A indignação dos internautas deve-se ao fato de que o Padre Luiz Augusto responde por improbidade administrativa e peculato por ter, supostamente, recebido, por 20 anos, salários da Assembleia Legislativa de Goiás sem nunca ter efetivamente prestado serviços àquela Casa. Em recente decisão, o Tribunal de Justiça de Goiás manteve o bloqueio de bens do pároco até o limite de R$ 14 milhões. Segundo o Ministério Público, ao longo de quase 20 anos como servidor fantasma, o padre obteve um enriquecimento ilícito de mais de R$ 3 milhões.
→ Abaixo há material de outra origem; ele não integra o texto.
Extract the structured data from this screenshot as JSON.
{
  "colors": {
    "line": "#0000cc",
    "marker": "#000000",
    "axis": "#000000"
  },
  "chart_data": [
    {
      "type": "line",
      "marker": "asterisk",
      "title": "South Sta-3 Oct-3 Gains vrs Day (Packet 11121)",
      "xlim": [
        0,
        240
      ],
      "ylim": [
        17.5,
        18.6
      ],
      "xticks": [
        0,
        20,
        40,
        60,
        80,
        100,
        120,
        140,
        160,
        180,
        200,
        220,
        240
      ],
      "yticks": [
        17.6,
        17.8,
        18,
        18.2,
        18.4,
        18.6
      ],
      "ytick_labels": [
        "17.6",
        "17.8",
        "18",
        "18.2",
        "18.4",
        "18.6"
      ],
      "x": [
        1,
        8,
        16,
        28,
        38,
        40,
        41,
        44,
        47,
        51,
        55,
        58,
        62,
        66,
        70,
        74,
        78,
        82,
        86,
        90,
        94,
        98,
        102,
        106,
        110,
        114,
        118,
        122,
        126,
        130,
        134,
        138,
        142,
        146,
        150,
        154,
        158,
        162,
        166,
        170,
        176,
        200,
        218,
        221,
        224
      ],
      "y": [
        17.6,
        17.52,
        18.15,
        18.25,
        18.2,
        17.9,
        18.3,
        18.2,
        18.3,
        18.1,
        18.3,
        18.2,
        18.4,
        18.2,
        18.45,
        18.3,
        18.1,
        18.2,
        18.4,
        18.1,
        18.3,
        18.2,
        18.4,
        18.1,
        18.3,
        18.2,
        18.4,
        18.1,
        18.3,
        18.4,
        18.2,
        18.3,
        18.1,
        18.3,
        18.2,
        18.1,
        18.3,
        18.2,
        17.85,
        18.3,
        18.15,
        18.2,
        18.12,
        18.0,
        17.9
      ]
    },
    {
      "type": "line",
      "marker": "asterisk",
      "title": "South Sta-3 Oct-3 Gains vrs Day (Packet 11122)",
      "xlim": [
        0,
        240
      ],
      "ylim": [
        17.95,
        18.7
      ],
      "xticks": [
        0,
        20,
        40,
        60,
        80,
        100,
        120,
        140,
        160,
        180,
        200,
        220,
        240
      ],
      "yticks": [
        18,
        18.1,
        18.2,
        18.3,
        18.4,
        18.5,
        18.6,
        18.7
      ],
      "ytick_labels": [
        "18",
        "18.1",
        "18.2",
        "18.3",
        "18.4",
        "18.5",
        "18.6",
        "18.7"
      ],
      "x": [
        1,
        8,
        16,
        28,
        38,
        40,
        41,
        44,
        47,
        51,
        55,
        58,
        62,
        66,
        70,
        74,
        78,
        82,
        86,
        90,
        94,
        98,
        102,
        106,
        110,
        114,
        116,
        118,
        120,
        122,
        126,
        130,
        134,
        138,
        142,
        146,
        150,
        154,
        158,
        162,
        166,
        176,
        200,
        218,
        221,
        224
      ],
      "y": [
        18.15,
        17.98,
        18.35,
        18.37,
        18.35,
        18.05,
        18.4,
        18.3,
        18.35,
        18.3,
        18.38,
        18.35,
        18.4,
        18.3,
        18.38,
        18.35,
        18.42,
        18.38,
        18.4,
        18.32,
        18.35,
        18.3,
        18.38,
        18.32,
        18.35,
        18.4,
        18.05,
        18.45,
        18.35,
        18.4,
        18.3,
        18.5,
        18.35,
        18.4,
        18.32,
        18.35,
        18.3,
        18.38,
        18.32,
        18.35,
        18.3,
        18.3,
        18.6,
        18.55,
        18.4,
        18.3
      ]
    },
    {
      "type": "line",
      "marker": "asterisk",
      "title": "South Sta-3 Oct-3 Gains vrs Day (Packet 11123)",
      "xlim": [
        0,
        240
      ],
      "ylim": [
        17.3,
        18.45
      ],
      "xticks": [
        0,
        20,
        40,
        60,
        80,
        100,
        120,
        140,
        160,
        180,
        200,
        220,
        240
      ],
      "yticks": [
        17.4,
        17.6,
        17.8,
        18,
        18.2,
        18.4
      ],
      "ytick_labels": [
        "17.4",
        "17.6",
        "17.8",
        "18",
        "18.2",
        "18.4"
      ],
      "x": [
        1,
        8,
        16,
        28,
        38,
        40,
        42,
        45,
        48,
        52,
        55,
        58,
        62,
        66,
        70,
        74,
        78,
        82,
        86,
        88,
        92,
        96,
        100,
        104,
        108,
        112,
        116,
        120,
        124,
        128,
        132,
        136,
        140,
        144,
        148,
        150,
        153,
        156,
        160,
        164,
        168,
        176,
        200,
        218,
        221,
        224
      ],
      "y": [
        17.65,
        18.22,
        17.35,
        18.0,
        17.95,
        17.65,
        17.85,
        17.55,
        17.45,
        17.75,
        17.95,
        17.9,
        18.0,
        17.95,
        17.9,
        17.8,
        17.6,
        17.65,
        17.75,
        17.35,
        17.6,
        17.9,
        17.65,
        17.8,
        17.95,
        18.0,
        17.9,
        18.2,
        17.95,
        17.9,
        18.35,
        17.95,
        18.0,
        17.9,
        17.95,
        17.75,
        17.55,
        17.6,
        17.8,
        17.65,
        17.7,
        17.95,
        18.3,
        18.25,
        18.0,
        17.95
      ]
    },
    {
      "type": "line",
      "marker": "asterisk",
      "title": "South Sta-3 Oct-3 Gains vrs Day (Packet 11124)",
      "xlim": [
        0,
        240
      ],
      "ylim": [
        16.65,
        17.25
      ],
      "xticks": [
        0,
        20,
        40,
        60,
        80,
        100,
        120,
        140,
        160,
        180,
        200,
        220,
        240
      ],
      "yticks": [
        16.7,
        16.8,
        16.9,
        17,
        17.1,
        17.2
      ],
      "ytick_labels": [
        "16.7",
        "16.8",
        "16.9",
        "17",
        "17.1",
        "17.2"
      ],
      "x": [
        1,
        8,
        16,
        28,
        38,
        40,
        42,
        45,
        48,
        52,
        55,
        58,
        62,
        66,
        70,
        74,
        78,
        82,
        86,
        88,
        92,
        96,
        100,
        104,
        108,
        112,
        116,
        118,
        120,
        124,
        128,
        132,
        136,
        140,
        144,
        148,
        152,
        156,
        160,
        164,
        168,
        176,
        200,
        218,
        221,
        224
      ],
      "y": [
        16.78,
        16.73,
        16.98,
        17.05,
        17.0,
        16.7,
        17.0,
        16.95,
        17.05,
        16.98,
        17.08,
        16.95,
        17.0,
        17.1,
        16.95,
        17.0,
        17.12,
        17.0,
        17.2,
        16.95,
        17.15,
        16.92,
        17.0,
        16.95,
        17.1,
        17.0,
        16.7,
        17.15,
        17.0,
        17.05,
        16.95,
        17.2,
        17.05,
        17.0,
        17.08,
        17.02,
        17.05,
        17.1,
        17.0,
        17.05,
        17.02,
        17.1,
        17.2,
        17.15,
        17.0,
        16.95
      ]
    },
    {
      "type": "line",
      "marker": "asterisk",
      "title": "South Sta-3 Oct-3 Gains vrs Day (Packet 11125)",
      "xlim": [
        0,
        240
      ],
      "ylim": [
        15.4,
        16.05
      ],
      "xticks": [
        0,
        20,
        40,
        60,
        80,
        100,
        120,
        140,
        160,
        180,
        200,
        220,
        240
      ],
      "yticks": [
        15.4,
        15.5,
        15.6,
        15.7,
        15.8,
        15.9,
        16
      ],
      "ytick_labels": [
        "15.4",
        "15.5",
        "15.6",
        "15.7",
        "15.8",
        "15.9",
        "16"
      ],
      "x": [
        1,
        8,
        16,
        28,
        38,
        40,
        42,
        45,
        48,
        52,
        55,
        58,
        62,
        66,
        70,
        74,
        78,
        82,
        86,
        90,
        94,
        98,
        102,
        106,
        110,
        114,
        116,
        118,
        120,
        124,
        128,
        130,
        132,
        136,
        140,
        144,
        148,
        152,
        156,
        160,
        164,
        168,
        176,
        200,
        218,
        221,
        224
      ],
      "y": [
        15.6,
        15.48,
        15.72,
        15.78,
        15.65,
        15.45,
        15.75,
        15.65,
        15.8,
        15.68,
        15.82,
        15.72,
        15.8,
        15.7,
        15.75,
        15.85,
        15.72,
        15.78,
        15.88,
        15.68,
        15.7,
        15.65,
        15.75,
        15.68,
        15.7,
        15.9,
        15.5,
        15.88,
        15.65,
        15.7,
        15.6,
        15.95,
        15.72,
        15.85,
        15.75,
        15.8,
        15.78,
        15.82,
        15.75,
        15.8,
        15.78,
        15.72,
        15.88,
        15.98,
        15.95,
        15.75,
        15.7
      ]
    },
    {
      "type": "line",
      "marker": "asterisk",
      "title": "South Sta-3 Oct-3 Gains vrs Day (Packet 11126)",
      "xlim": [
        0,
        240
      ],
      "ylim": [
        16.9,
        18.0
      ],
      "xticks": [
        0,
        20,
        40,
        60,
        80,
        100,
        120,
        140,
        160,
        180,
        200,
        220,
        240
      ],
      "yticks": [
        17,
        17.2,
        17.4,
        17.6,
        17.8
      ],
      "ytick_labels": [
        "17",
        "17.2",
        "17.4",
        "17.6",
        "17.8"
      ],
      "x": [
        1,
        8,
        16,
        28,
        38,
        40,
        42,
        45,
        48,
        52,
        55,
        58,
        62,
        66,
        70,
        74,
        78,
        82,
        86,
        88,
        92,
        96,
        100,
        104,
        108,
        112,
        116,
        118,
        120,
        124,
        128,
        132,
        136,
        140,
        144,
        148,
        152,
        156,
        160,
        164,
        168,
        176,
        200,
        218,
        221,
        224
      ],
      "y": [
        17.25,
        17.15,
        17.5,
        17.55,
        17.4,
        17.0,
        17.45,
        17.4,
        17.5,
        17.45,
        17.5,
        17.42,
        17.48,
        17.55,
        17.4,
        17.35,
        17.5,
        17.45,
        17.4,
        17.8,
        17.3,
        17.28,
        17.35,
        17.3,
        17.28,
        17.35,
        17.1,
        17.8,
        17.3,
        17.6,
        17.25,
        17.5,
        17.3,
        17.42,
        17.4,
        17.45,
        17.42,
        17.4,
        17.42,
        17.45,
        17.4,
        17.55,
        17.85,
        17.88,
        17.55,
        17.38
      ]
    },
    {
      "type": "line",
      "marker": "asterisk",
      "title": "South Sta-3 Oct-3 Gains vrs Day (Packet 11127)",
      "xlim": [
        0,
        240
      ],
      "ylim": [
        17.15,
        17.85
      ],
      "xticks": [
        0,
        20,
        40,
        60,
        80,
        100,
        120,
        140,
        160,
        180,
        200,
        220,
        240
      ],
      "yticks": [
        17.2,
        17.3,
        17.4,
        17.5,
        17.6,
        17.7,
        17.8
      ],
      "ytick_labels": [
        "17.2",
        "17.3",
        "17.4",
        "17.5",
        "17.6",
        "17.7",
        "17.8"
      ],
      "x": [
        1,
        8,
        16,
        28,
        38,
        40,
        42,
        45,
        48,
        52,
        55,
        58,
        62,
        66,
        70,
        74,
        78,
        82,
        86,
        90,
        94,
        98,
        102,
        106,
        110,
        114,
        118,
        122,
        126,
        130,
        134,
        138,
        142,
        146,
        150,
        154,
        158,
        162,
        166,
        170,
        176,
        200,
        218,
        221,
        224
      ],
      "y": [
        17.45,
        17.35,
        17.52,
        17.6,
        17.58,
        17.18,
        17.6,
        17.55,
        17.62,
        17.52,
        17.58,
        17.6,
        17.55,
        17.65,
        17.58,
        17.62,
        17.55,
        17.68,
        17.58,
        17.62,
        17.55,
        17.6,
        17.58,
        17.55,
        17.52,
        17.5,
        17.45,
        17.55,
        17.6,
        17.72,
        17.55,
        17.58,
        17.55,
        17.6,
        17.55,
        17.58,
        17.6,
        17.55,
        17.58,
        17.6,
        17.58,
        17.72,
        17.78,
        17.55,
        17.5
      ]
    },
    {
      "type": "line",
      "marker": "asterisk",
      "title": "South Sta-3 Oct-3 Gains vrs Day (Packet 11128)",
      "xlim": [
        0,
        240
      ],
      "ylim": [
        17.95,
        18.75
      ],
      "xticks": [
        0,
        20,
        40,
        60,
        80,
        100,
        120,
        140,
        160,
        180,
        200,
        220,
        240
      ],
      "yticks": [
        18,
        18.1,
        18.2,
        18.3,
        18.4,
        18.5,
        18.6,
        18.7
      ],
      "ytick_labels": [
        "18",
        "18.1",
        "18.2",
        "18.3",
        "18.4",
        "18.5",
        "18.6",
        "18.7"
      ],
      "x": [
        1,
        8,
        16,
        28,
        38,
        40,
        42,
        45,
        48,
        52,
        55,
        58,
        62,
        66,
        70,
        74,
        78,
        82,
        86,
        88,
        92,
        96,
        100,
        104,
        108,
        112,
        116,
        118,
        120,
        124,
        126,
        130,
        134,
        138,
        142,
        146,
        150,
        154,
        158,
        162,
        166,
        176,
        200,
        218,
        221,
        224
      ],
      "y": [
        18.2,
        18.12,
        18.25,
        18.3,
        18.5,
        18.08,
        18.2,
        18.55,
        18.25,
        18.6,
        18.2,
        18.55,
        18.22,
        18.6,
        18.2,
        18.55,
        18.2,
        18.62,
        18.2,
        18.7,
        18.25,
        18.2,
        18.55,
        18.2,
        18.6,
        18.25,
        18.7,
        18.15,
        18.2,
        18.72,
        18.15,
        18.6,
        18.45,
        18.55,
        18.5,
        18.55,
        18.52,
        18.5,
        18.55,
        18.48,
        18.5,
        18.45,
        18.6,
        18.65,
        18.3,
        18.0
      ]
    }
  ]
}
Na legenda da foto que estampa seu perfil, Padre Luiz escreveu: “vem vamos embora, que esperar não é saber. Quem sabe faz a hora…”, numa alusão à clássica música de Geraldo Vandré que entoou os protestos contra a ditadura em 1968. Para os internautas isso é um verdadeiro tripúdio à moralidade pública e à própria causa da manifestação. Vale ressaltar que, mesmo depois de acionado pelo MP-GO e pela Delegacia de Crimes contra o Patrimônio Público – Decarp, o Pe. Luiz ainda tentou se manter no cargo, mas teve os recursos administrativos negados e foi exonerado do cargo público que “ocupou” por 20 anos sem a devida contraprestação de serviços nas dependências da Alego.